Key bills in California's health care reform debate passed an important test last week, setting the stage for legislative floor fights this week that will be closely monitored both by employers and industry groups.
Most of last Thursday's appropriations committee votes in the Democratic Party-dominated General Assembly and state Senate were widely regarded as no-brainers. The lead reform bills in each house were sponsored by Assembly Speaker Fabian Nu & #324;ez (D-Los Angeles) and Senate President Pro Tem Don Perata (D-Oakland).
Few believe that legislators, other than those in the Republican minority, would buck their leadership.
Both AB8 and SB48 follow loosely along the lines of what Gov.
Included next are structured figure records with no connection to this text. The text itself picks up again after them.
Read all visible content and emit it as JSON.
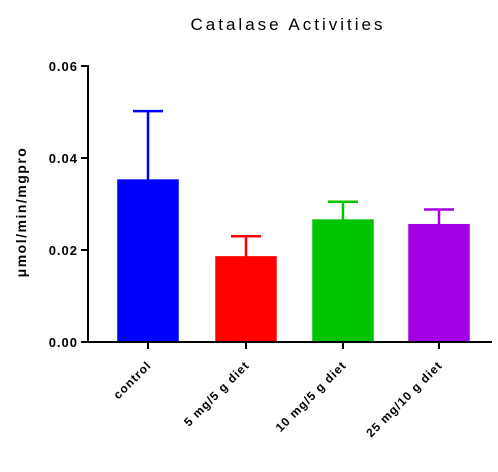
{
  "chart_data": {
    "type": "bar",
    "title": "Catalase Activities",
    "xlabel": "",
    "ylabel": "μmol/min/mgpro",
    "categories": [
      "control",
      "5 mg/5 g diet",
      "10 mg/5 g diet",
      "25 mg/10 g diet"
    ],
    "values": [
      0.0352,
      0.0185,
      0.0265,
      0.0255
    ],
    "errors": [
      0.015,
      0.0045,
      0.004,
      0.0033
    ],
    "colors": [
      "#0000ff",
      "#ff0000",
      "#00c400",
      "#a300e6"
    ],
    "ylim": [
      0,
      0.06
    ],
    "yticks": [
      "0.00",
      "0.02",
      "0.04",
      "0.06"
    ],
    "grid": false,
    "legend": "none"
  }
}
Arnold Schwarzenegger has indicated he would support, including requiring most employers who don't offer coverage to pay a fee based on a percentage of their payroll into a state-run pool that would subsidize coverage for the poor.
But neither bill requires every Californian to take responsibility for obtaining health insurance, an important requirement for Schwarzenegger, who personally had made health insurance a priority ever since he was a struggling bodybuilder newly arrived from Austria in the late 1960s.
And while Schwarzenegger has suggested 4 percent of payroll as a sufficient and fair employer mandate, legislative leaders appear headed toward approving a 7.5 percent fee. That would enable more people to be covered and neutralize opposition from physician and hospital groups, which under the Schwarzenegger plan would have paid separate assessments based on the additional revenue they would expect to gain from the plan.
California Restaurant Association President Jot Condie has been among the most vocal of business opponents to the employer mandate, and predicts the business community will band together to file lawsuits and launch petition drives to overturn the law if the governor signs it.
"This is a societal problem and there ought to be a broader base solution than hurting the very employers who are operating on very low profit margins," said Condie, who believes a lower, but more broadly applied tax would be less burdensome and punitive.
A third comprehensive reform bill, SB 840, which is a single-payer alternative from State Sen. Sheila Kuehl (D-Santa Monica), also passed out of appropriations. It's considered to have enough support among Democrats to win legislative passage, but likely will fall victim to Schwarzenegger's veto pen, as happened last year to an previous version of the bill.
The only real drama among last week's health care votes concerned the fate of AB 1553, Assemblyman Dave Jones' (D-Sacramento) attempt to correct what he considers a key flaw in both the Nu & #324;ez and Perata plans the lack of price controls over insurers.